Morales dropped out of high school—twice—and is a self-trained artist whose work continues Puerto Rico’s silkscreen tradition. “It’s an interplay between words and image,” says Morales. “Words have visual elements that attention is paid to.”


Sometimes it’s as simple as the word power with strikers sitting down in front of a truck or the word synthesis underneath a Buddha-like seated figure (with the head of Karl Marx!). Quotes from historical figures are integrated with their portraits. A reflective Che Guevara, in turquoise, observing, “A single human being is worth millions of times more than all the properties of the richest man on earth.” The unsung organizer of the 1963 March on Washington, Bayard Rustin, a gay Africa-American man who said, “Take power away from those who misuse it—at which point they become human.” One of Morales’ earliest works, a free angela davis poster, when the Black Power academic was unjustly jailed. NAACP co-founder and journalist Ida B. Welles. Activist-singers from Malvina Reynolds of “Little Boxes” fame. South Africa’s Mariam Makeba and Woody Guthrie, labor’s Dust Bowl troubadour.


Much of Morales’s work depicts “unknown” people—the rest of us, dancing, cooking, working, planting food, marching and protesting. The colors are earthy and the figures are as diverse as all the world’s peoples. His inspirations since the early 1970s have been current events that, with his scratchboard technique and warm palate of colored inks, become timeless.


“Making social change doesn’t happen by making pretty pictures, but because of people organizing,” the slim, quiet 50-something bearded artist says. “The Northland Poster Collective believed in community. We believed in connecting art to whatever people were doing in the community. Sometimes the art created only works for that particular moment. Other times it can live beyond that moment. That’s how I expect it to continue to work.”


Early on, Morales was drawn to workers trying to unionize their workplaces and he’s brought back some of those early posters. With a simpler style than that he’s known for, many use humor. Labor organizing threads through his life’s work. Future plans include teaching workshops at his studio for those who want to incorporate art with activism.


With a deep sense of place, Morales never forgets we’re living on a fragile planet. The ground under the figures’ feet is almost tangible; brilliant colored flowers almost have a scent; the night breeze or a blazing sun emanate from various images. In one of his most iconic posters, responding to Hurricane Katrina, the stench of stagnant waters and weary endurance is captured in the figure of a man carrying a woman through the flood.

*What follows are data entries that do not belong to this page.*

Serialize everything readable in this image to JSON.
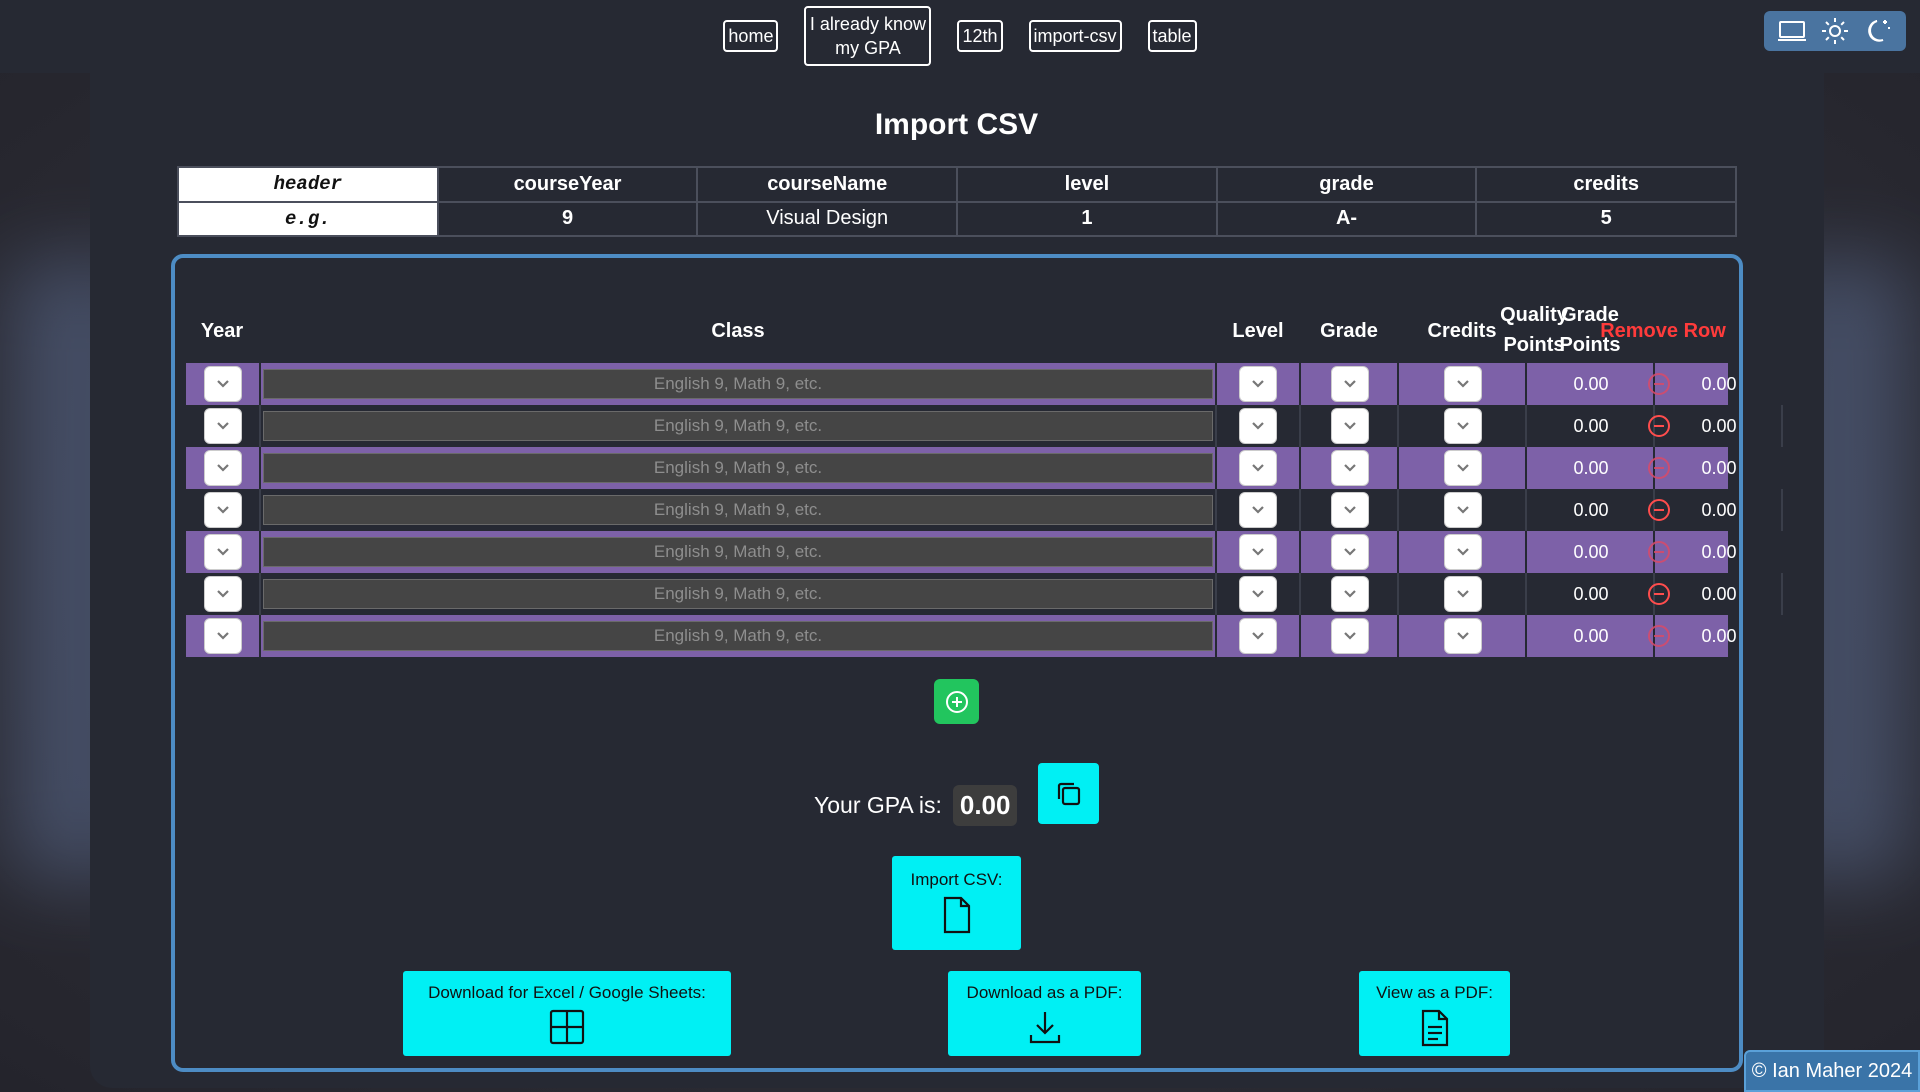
{
  "nav": {
    "links": [
      "home",
      "I already know my GPA",
      "12th",
      "import-csv",
      "table"
    ],
    "theme_icons": [
      "laptop-icon",
      "sun-icon",
      "moon-icon"
    ]
  },
  "page": {
    "title": "Import CSV"
  },
  "csv_header_table": {
    "header_label": "header",
    "example_label": "e.g.",
    "columns": [
      "courseYear",
      "courseName",
      "level",
      "grade",
      "credits"
    ],
    "example": [
      "9",
      "Visual Design",
      "1",
      "A-",
      "5"
    ]
  },
  "grid": {
    "headers": {
      "year": "Year",
      "class": "Class",
      "level": "Level",
      "grade": "Grade",
      "credits": "Credits",
      "grade_points_1": "Grade",
      "grade_points_2": "Points",
      "quality_points_1": "Quality",
      "quality_points_2": "Points",
      "remove": "Remove Row"
    },
    "class_placeholder": "English 9, Math 9, etc.",
    "rows": [
      {
        "grade_points": "0.00",
        "quality_points": "0.00"
      },
      {
        "grade_points": "0.00",
        "quality_points": "0.00"
      },
      {
        "grade_points": "0.00",
        "quality_points": "0.00"
      },
      {
        "grade_points": "0.00",
        "quality_points": "0.00"
      },
      {
        "grade_points": "0.00",
        "quality_points": "0.00"
      },
      {
        "grade_points": "0.00",
        "quality_points": "0.00"
      },
      {
        "grade_points": "0.00",
        "quality_points": "0.00"
      }
    ]
  },
  "gpa": {
    "label": "Your GPA is:",
    "value": "0.00"
  },
  "actions": {
    "import_csv": "Import CSV:",
    "download_excel": "Download for Excel / Google Sheets:",
    "download_pdf": "Download as a PDF:",
    "view_pdf": "View as a PDF:"
  },
  "footer": {
    "text": "© Ian Maher 2024"
  },
  "colors": {
    "accent": "#00f0f4",
    "row_purple": "#7d61a8",
    "add_green": "#22c55e",
    "remove_red": "#ff3b3b"
  }
}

“When Katrina happened, the poster was done within two days of the hurricane,” he quietly remembers. “I couldn’t sleep until I got that [image] out of my system. I knew that if it meant something to me, it would mean something to them.”


Like Diego Rivera, the great Mexican muralist, Morales honors all the sweat and energy of invisible people making the clothes we wear, putting food on our tables and keeping daily life going. Unlike much “protest art,” most of Morales’s work expresses the joy of solidarity as people fight for social change.